All Twelve Keys

As Jazz students, we are often exhorted to take a lesson and practice it in all 12 Keys. How many ways can we take a pattern through all 12 keys? Lets do some math.

Bottom Line Up Front: The easiest options are chromatic or cycle of fifths. Here’s how I justify that statement.

Lets map each note to a number, using an analog clock face positions of the numbers for each note, starting with A = 1.

The number 12 is very useful as a collection of things, because it can be evenly broken up in many ways:

  • 2 Groups of 6
  • 3 groups of 4
  • 6 Groups of 2
  • 4 groups of 3

However, this means that if we try to use one of those numbers as the basis for skipping notes, we will not hit every key. For example, take the “two groups of 6” option. That is what you get if you use the Whole tone scale. If You start at 1 (A) you will get 1,3,5,7,9,11 and then back to 1. To hit every key you would then have to do a half step or a step and a half to get the other 67 notes.
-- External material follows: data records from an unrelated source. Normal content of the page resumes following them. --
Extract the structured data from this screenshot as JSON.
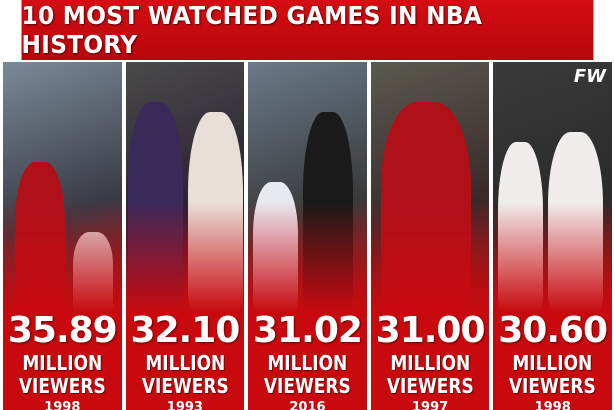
{
  "title": "10 MOST WATCHED GAMES IN NBA HISTORY",
  "logo": "FW",
  "panels": [
    {
      "value": "35.89",
      "line1": "MILLION",
      "line2": "VIEWERS",
      "year": "1998"
    },
    {
      "value": "32.10",
      "line1": "MILLION",
      "line2": "VIEWERS",
      "year": "1993"
    },
    {
      "value": "31.02",
      "line1": "MILLION",
      "line2": "VIEWERS",
      "year": "2016"
    },
    {
      "value": "31.00",
      "line1": "MILLION",
      "line2": "VIEWERS",
      "year": "1997"
    },
    {
      "value": "30.60",
      "line1": "MILLION",
      "line2": "VIEWERS",
      "year": "1998"
    }
  ]
}
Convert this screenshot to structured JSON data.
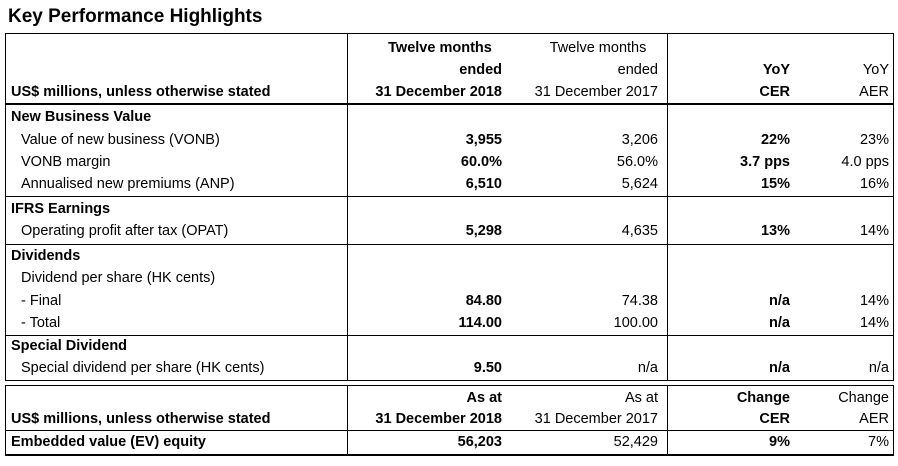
{
  "title": "Key Performance Highlights",
  "header1": {
    "label": "US$ millions, unless otherwise stated",
    "col2017_line1": "Twelve months",
    "col2017_line2": "ended",
    "col2017_line3": "31 December 2017",
    "col2018_line1": "Twelve months",
    "col2018_line2": "ended",
    "col2018_line3": "31 December 2018",
    "cer_line1": "YoY",
    "cer_line2": "CER",
    "aer_line1": "YoY",
    "aer_line2": "AER"
  },
  "sections": {
    "nbv": {
      "heading": "New Business Value",
      "rows": [
        {
          "label": "Value of new business (VONB)",
          "v2018": "3,955",
          "v2017": "3,206",
          "cer": "22%",
          "aer": "23%"
        },
        {
          "label": "VONB margin",
          "v2018": "60.0%",
          "v2017": "56.0%",
          "cer": "3.7 pps",
          "aer": "4.0 pps"
        },
        {
          "label": "Annualised new premiums (ANP)",
          "v2018": "6,510",
          "v2017": "5,624",
          "cer": "15%",
          "aer": "16%"
        }
      ]
    },
    "ifrs": {
      "heading": "IFRS Earnings",
      "rows": [
        {
          "label": "Operating profit after tax (OPAT)",
          "v2018": "5,298",
          "v2017": "4,635",
          "cer": "13%",
          "aer": "14%"
        }
      ]
    },
    "div": {
      "heading": "Dividends",
      "sublabel": "Dividend per share (HK cents)",
      "rows": [
        {
          "label": "- Final",
          "v2018": "84.80",
          "v2017": "74.38",
          "cer": "n/a",
          "aer": "14%"
        },
        {
          "label": "- Total",
          "v2018": "114.00",
          "v2017": "100.00",
          "cer": "n/a",
          "aer": "14%"
        }
      ]
    },
    "special": {
      "heading": "Special Dividend",
      "rows": [
        {
          "label": "Special dividend per share (HK cents)",
          "v2018": "9.50",
          "v2017": "n/a",
          "cer": "n/a",
          "aer": "n/a"
        }
      ]
    }
  },
  "header2": {
    "label": "US$ millions, unless otherwise stated",
    "col2018_line1": "As at",
    "col2018_line2": "31 December 2018",
    "col2017_line1": "As at",
    "col2017_line2": "31 December 2017",
    "cer_line1": "Change",
    "cer_line2": "CER",
    "aer_line1": "Change",
    "aer_line2": "AER"
  },
  "ev": {
    "label": "Embedded value (EV) equity",
    "v2018": "56,203",
    "v2017": "52,429",
    "cer": "9%",
    "aer": "7%"
  }
}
Four groups of 3 is the augmented triads. 3 groups of 4 is the diminshed triads.

Add in the fact that 8 and 9 are multiples of 3 and 4 and that leaves use with a couple options:

  • Plus or Minus 1
  • Plus or Minus 5
  • Plus or Minus 7

These map to the most common ways we are told to practice in all 12 keys: Chromatically or the cycle of fifths. It should be pretty obvious how plus 1 means a half step up; Start on A, then on A# etc. This is more common than Minus 1, or a half step down, but the effect is fairly similar.

If we start with the fact that 5 plus 7 = 12 it should not then be a surprise that +7 gets the same pattern as minus 5. 1 + 7 = 8. Going backwards around the clock is easiest if we add 12 before cross the 12 boundary. So 1 + 12 – 5 = 13 – 5 = 8.

So plus five is an interval of a Fourth ( A to D) as is minus 7.

Plus 7 is an interval of a fifth (A to E) as is minus 5.

So if we want an unbroken pattern that is going hit every key, those are our only options…or we can make an irregular pattern that adds up to 5 or 7. For example, +3 +2, which would be a minor third followed by a whole step. It can also be larger intervals: For example

  • +6 + 1,or tritone, half step.
  • +7 +6: perfect 5th.
  • +6 +5 tritone perfect fourth

Those work because the forth/fifth shifts between the two whole tone scales.

This Means we could also do +4 +3: major third minor third. This Is Roughly based on a major triad; The final note of one is the Root of the next.

I suspect that it was pondering along these lines that lead to the Coltrane Circle.